5.3 Layers of national data ecosystems

5.3 Layers of national data ecosystems#

The working definitions in the previous section highlights that national data ecosystems are multi-layered and comprise many players (or stakeholders). One way to visualise this is through a diagram that has evolved through several discussions of data ecosystems, and attempts to show the view of the national data ecosystem from the desk of a senior manager in an NSO. The diagram below (Figure 4) is referred to as the “onion model” because it illustrates the layers of the national data ecosystem radiating outward from the “core” of official statistics. The larger outer layers encompass the smaller inner layers, but the diagram does not depict the interactions and interlinkages between them.

../../_images/Handbook_C5_5.3a.png — Fig. 4 Onion model#

Official statistics are defined in the previous section, and this part of the national data ecosystem is also known as the National Statistical System (NSS), comprising the NSO and other producers of official statistics (sometimes called “other national authorities”).
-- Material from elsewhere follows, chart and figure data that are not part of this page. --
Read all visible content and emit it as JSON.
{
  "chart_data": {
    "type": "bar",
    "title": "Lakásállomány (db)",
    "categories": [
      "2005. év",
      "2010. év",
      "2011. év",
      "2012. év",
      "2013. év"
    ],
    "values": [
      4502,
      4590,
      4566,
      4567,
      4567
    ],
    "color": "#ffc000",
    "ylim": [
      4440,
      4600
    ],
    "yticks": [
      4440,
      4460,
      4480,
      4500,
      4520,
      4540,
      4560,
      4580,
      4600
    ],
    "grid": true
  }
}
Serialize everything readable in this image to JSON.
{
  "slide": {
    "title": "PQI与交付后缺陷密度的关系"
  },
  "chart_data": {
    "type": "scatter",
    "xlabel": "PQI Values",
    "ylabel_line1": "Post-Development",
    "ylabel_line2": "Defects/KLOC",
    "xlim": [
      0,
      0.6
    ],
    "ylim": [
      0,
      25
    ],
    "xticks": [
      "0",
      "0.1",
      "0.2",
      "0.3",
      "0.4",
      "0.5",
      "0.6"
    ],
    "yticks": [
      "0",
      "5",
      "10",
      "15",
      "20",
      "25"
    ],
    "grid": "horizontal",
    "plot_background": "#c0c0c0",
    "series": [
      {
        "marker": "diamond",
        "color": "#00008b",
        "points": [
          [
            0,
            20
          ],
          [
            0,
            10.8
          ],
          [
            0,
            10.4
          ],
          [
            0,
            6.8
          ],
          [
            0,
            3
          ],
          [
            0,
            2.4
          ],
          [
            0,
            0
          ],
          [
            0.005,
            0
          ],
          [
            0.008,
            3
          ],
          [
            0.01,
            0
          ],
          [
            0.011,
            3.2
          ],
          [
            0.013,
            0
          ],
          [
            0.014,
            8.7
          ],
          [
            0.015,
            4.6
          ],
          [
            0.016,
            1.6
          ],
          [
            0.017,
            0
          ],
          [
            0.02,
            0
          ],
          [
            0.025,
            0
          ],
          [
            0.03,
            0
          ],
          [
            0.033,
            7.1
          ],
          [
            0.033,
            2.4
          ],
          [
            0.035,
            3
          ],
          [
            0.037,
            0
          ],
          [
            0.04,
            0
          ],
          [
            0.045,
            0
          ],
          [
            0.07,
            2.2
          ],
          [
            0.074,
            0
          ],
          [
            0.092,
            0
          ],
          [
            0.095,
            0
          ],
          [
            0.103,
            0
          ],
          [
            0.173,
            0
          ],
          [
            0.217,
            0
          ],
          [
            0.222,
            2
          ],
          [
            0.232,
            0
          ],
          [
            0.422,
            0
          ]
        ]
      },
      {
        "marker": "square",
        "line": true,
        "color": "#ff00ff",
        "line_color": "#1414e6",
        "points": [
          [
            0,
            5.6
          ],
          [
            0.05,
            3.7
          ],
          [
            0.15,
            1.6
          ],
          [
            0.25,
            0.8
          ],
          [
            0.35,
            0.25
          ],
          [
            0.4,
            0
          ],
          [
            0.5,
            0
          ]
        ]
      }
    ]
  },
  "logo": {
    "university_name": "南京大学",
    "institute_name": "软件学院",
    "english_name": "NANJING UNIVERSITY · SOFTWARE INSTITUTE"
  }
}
This is the part of the national data ecosystem where it is usually easiest for senior managers of national statistical offices to exert influence. Modern statistical legislation will define the NSS, and often include some provisions for governance mechanisms such as a governing council, as well as practical measures such as standard methods, classifications and quality frameworks.

Looking beyond the relatively safe perimeter of official statistics, the next layer comprises public sector data, usually referred to as administrative data. All branches and layers of government need data to function, to help them allocate their budget to different activities, to administer regulations, as well as to evaluate results. This is the “evidence” needed for evidence-based policy making. Some of these data sets are of direct interest for producing official statistics, and the issues around access and use of administrative data for statistical purposes are comprehensively covered in Chapter 9.3 — Administrative sources. However, there is a wider value to society in considering data and metadata (see Chapter 11.4 – Metadata - providing information on the properties of statistical data)(including quality) standards for public sector data that are not (yet) of interest for official statistics, to support greater interoperability for a wide range of uses. The main challenge is that each public sector data holder is usually focused on a specific administrative use for each data set, and therefore has limited interest in standardising with others. To get around this, some countries have developed government-wide data strategies. Where this happens, it is important that the national statistical office takes a proactive role, promoting the use of statistical standards, classifications and good practices wherever possible, to facilitate statistical use of public secto data, including administrative data.

Between the public and private (commercial) sectors, there is a layer of non-commercial data stakeholders, typically including academics, researchers and non-governmental organisations (NGOs). They are typically looking for data to answer specific research questions, and sometimes resort to direct data collection themselves. They are therefore mainly users of statistical and other government data (when they have access), but can also be data suppliers, as well as partners in the development of new data sets, methodologies and analyses. This layer can also include non-commercial groups that facilitate the generation of structured data by citizens, for example weather observations or wildlife sightings.

The next layer is the rapidly growing commercial data industry. They realise the commercial value of data, and are often prepared to trade data in a similar way to oil or other commodities. They are also increasingly realising the value of extracting insights from data, so are becoming more focused on analytic techniques, including the use of artificial intelligence. They collect or generate data, including by integration of other sources, if they think that could generate an income. They may provide platforms for citizens and/or businesses to interact, whilst building data-based profiles of those citizens or businesses, which can be used or sold for marketing purposes. This layer is generally only interested in collaboration with official statistics if they gain in some way from that collaboration. For example, they may be interested in using statistical standards and classifications if that improves data quality or interoperability, or they may be interested in collaborating in specific areas of research. If there is no obvious benefit for them, they usually have to be compelled (e.g. by statistical legislation) or compensated (e.g. by payments) to share data with official statistics bodies. An additional complication when dealing with this layer is the need to avoid giving actual or perceived benefits to certain companies and not others, as this can open the door to claims that the statistical office is distorting the data market and applying favouritism.

The final layer (data users) of the model can be described, in classification terms, as other data actors “not elsewhere classified”. It mainly comprises providers and users of data who don’t fit into any of the other layers, including the general public. Their needs are extremely diverse, and often rather specialised and/or localised. It is impossible to engage with all of them, let alone meet their needs, but partnerships with data intermediaries, such as news organisations and data journalists, can help to reach some in this layer.

In Figure 5 below, the onion model is extended to illustrate specific types of actors within each layer, as described above.

../../_images/Handbook_C5_5.3b.png — Fig. 5 Onion model with types of actors and data#

Figure 6 below further illustrates the data streams and interactions among different data producers and types of data. An upward-pointing arrow (↑) represents the role of actors as data producers, while a downward-pointing arrow (↓) indicates their role as data users.

../../_images/Handbook_C5_5.3c.png — Fig. 6 Data producers and types of data#

Another possible extension of the model could be to consider the interaction of different regulatory frameworks. For example, data protection legislation will typically apply to all layers of the model, whereas statistical legislation mostly impacts the official statistics layer, and only touches the actors in the other layers when they have a legal obligation to provide data.